We hope you’re never in a situation where you need to fight back, but if you are, you shouldn’t be afraid to. Here are four simple self-defence tips to help improve your confidence every day:
Don’t put yourself in danger
Prevention is the best form of self-defence. Be sure you always follow general safety tips: be aware of your surroundings; only walk and park in well-lit areas; have your keys in reach as you approach your door or car.
Attackers will look for vulnerable targets, so try to notice the way you hold yourself and move your body. Do you look timid? Nervous? An easy target?

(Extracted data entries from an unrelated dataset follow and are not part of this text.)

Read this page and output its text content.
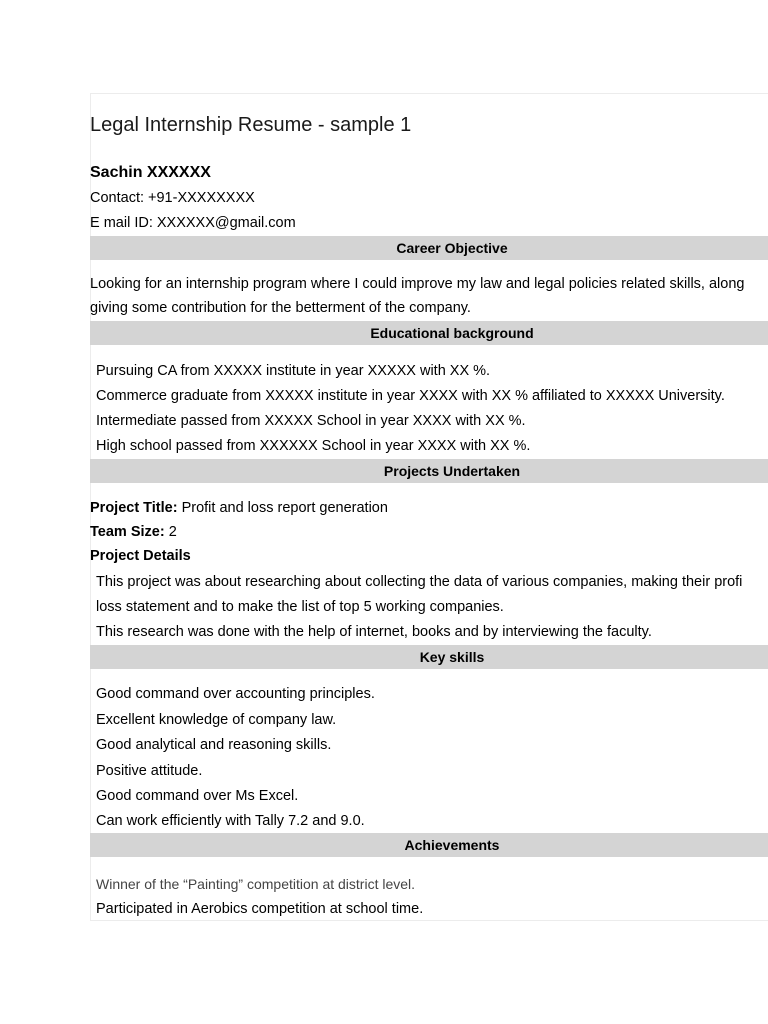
Legal Internship Resume - sample 1
Sachin XXXXXX
Contact: +91-XXXXXXXX
E mail ID: XXXXXX@gmail.com
Career Objective
Looking for an internship program where I could improve my law and legal policies related skills, along
giving some contribution for the betterment of the company.
Educational background
Pursuing CA from XXXXX institute in year XXXXX with XX %.
Commerce graduate from XXXXX institute in year XXXX with XX % affiliated to XXXXX University.
Intermediate passed from XXXXX School in year XXXX with XX %.
High school passed from XXXXXX School in year XXXX with XX %.
Projects Undertaken
Project Title: Profit and loss report generation
Team Size: 2
Project Details
This project was about researching about collecting the data of various companies, making their profi
loss statement and to make the list of top 5 working companies.
This research was done with the help of internet, books and by interviewing the faculty.
Key skills
Good command over accounting principles.
Excellent knowledge of company law.
Good analytical and reasoning skills.
Positive attitude.
Good command over Ms Excel.
Can work efficiently with Tally 7.2 and 9.0.
Achievements
Winner of the “Painting” competition at district level.
Participated in Aerobics competition at school time.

Walk with your head up and shoulders back. Make eye contact with people you pass, instead of looking at your phone or at the ground. You’ll feel and look more confident – and this will change how a potential attacker sees you. It also lets potential attackers know you could identify them, if necessary.
Talk the talk
Apart from avoiding confrontation, try to defuse a situation before it gets dangerous. If you can sense a situation is about to get heated, try talking the person down. If there’s something they want – money, your phone – hand it over. Nothing you own is worth more than your safety.
But, if an attacker touches you (or it’s clear that escape isn’t possible), shout loudly: “BACK OFF!” or “DON’T TOUCH ME!” This does two things: it signals for help, and lets the attacker see you’re not an easy target.
Hit where it hurts
If you need to apply force, aim for the parts of the body where you can easily do the most damage: the face (eyes, nose, ears, neck) and the lower body (groin and knees).
Depending on the position of the attacker and how close they are will determine where you strike them. Remember, do not step in closer to hit them. Don’t put yourself in any further danger, or give them an opportunity to take hold of you.
Escape a choke hold
If your attacker is able to grab you and starts to choke you, it’s normal to instinctively reach for your neck. But, trying to pull their hands away will be hard – especially if you’re smaller than them.
Instead, focus all your energy on getting hold of their thumbs. Use your hands as hooks in a “C” shape to prize their thumbs away. This will make it harder for them to maintain their hold on you, giving you time to try to get away.